• [^] # Re: Pas de soucis....

    Posté par (site web personnel) . En réponse au journal Boycotter la FNAC pour Noël ? Odebi met en garde Chantal Albanel et Denis Olivennes. Évalué à 10.

    Bon il faudrait cesser de se boucher les yeux: la guerre continue.
    Didier Barbelivien, artiste engagé dans la défense de ses intérêts financiers, rappelle que la vente de cd à baissé de cinquante pour cent en cinq ans: c'est le signe d'un changement dans la structure de la consommation.
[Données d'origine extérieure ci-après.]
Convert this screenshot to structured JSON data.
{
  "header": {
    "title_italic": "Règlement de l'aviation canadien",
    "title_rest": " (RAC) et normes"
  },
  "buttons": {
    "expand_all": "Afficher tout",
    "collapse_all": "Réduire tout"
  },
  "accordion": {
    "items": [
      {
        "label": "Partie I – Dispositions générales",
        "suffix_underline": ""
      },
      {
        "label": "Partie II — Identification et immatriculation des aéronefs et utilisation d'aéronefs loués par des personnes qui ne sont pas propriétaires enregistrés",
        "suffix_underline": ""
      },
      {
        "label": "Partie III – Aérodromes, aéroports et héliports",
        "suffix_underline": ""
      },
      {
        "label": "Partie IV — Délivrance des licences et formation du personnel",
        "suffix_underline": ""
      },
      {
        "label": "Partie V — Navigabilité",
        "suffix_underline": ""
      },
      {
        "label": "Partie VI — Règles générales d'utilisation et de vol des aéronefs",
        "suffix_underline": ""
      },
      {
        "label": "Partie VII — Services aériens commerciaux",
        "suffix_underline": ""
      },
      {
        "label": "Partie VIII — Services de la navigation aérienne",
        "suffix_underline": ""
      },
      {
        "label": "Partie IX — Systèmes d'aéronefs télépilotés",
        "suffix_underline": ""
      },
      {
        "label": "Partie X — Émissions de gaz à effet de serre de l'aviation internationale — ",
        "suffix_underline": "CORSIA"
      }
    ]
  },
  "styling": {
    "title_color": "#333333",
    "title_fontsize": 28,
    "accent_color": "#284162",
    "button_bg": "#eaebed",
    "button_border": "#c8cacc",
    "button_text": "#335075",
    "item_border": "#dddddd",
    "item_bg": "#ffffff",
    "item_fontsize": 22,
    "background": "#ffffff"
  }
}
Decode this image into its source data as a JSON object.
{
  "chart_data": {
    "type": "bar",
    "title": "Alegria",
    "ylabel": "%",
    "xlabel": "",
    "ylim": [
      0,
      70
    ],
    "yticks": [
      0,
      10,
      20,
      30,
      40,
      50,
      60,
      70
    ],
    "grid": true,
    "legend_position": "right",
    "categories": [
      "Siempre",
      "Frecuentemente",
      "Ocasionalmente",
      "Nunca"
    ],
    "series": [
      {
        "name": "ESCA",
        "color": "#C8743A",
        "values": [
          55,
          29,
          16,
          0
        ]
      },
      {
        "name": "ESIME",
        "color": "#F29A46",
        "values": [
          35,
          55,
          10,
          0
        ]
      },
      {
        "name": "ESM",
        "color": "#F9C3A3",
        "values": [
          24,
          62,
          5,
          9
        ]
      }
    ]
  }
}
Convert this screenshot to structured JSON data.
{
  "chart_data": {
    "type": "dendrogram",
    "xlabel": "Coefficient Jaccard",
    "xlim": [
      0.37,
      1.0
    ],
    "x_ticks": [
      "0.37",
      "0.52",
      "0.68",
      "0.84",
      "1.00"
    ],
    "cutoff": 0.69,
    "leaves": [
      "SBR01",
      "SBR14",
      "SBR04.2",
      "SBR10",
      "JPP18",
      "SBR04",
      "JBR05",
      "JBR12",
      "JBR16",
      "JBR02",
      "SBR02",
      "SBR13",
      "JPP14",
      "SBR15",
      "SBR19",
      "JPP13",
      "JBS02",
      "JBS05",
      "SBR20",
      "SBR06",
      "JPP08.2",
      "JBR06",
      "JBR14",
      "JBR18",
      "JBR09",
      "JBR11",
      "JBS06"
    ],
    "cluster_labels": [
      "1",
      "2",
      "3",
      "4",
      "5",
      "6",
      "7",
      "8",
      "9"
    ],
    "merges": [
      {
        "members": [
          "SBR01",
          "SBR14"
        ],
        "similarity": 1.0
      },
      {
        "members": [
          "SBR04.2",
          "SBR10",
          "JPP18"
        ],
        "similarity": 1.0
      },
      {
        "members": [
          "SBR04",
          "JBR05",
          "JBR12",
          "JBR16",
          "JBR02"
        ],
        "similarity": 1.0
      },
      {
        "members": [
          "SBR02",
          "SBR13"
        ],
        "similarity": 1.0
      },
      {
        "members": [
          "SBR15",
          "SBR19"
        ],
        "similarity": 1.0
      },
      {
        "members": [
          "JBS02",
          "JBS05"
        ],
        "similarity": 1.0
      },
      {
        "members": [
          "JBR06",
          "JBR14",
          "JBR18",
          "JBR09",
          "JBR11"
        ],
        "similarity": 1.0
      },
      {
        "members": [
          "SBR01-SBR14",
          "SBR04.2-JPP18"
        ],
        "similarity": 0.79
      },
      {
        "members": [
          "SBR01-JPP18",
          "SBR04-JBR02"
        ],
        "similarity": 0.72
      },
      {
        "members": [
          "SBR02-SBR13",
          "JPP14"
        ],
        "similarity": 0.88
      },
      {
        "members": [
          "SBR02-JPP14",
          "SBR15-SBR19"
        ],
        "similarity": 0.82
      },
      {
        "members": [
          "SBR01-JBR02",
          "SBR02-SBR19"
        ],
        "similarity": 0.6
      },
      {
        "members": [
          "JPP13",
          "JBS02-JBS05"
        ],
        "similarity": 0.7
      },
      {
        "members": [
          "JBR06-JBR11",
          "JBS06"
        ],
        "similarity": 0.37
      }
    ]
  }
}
    Pour le prix de deux cd par mois il est possible d'avoir à sa disposition une bibliothèque infinie de titres, soit. Si demain cette manne disparaît le nombre de disque vendu n'augmentera pas en proportion: certes les internautes profitent de cette aubaine et c'est très discutable sur le plan du droit et des principes mais la chute de la vente de musique n'est pas une conséquence du téléchargement mais de la baisse du pouvoir d'achat d'une part et d'autre part du remplacement de la consommation de disques au profit de l'informatique. Il faut aussi désormais changer d'ordinateur tous les trois ou cinq ans ce qui n'était pas forcément le cas il y a dix ou quinze ans avant l'arrivée de l'adsl par exemple et payer son abonnement.
    En clair les dépenses de loisirs sont les plus influencées par la baisse du pouvoir d'achat et en outre de nouvelles dépenses sont apparues donc si le téléchargement doit cesser il sera probablement remplacé...par rien.
    Heureusement nous allons tous travailler plus.
    En outre l'activité de téléchargement est une activité qui s'exerce à domicile, lieu privé qui se prête mal au contrôle. En clair l'internaute connecté au réseau a l'impression de se livrer à une activité d'ordre privé. Le droit est assez impuissant à s'infiltrer dans ce domaine: ainsiles paroles privées, les pensées ne sont pas sanctionables et cette impression de sécurité, voir d'impunité, que nous avaons dans le cadre du domicile ne nous permet pas de prendre en compte les risques juridiques que fait peser sur nous la législation répressive votée ces dernières années. Les juges ne sont pas non plus pressés de mettre leur nez là-dedans considérant qu'ils ont déjà fort à faire avec les crimes et délits publics. La privatisation de la justice qui transparaît dans les solutions évoquées ci-dessus relève de ce conflit. Son efficacité est effectivement limitée par la technique, la disparition des réseaux centralisés en est la parfaite illustration, mais aussi par la protection de la vie privée.